The exam itself had a carnival atmosphere with actors, examiners, bulldogs and the like. The gist was guessing the overt and covert agenda and making sure all bases were covered. It, too, is a grueling exam but the worst bit is the 40 minutes or so after the exam where we're quarantined en mass while the next group are preparing to start...without grog!
By this time I was convinced of having to front again for this horrendous exam and resolved to bring a hip flask for this bit of it...I don't know if this is legal or not because I never got to find out.
I passed.
I bloody well passed.
I was shocked, really shocked but also elated and alternatively numb. My plan, if I failed, was that at least this time I'd have a clearer idea of what I was up for and target things just a little better...but most of my re-sitter mates did not seem to be reassured by this as their second or third passes at the exam approached. I think the stakes get so high that a "chocking" factor starts to operate that counteracts any experience advantage.
Anyway like many of my successful colleagues the crash was around the corner. You see, after smilingly informing all at work that you passed, you're suddenly up for Advanced Training, more work, a slab of learning goals, CME activities, leadership modules and so forth. Oh yes and risk assessments, difficult clinical work and all the other stuff we have to endure.
Three months down the track we're all dragging our heels and are "over it". It's Burn Out City.
So that's where I'm at...still just surviving training. I'm so grateful for all the great teachers and registrars, and of course patients who helped on this journey and gave their time and care so generously and unfalteringly. I simply couldn't have done it without them. It's not that I'm unappreciative, believe me I am. I'm just buggered, in a way that doesn't seem to get better over the weekend.

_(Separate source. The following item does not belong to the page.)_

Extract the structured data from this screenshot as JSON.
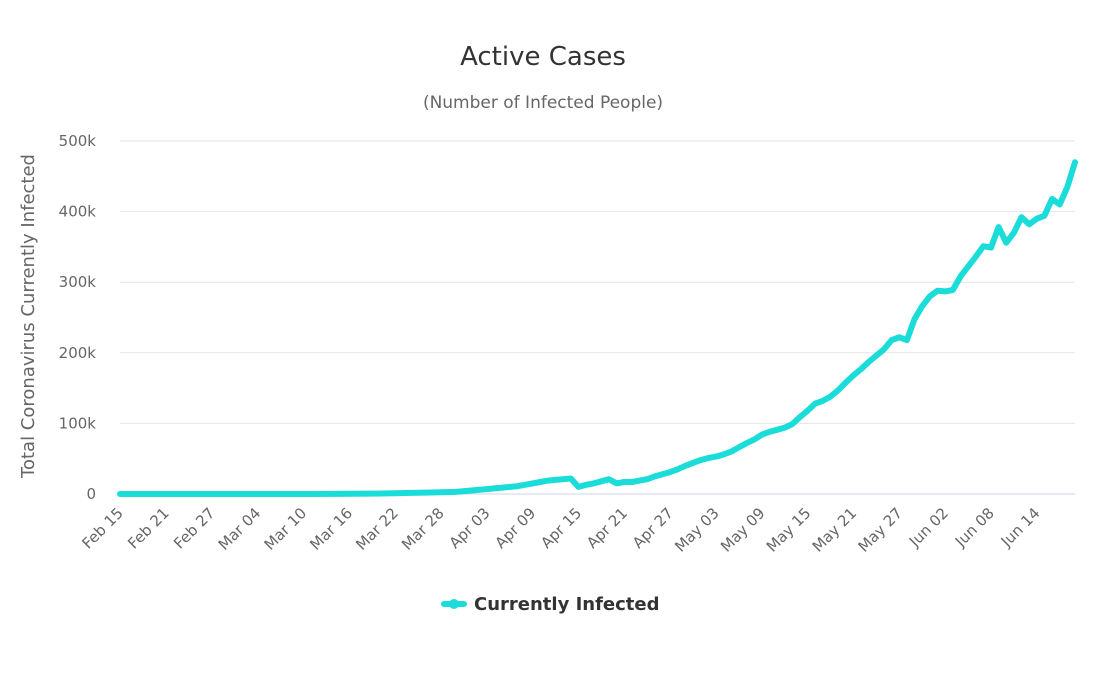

I'm retreating to research to heal and process much of what I've been through in the last few years. I just wish the College would collect some data on the impact this has...the cost to us and the profession and the subsequent fall out. Maybe then they will not stand there full of rhetoric about how good and fair and infallible this process is?
In the meantime take care...
And a very special thanks to Prem Chopra and Di Kirby and of course my very patient husband, beautiful kids and family.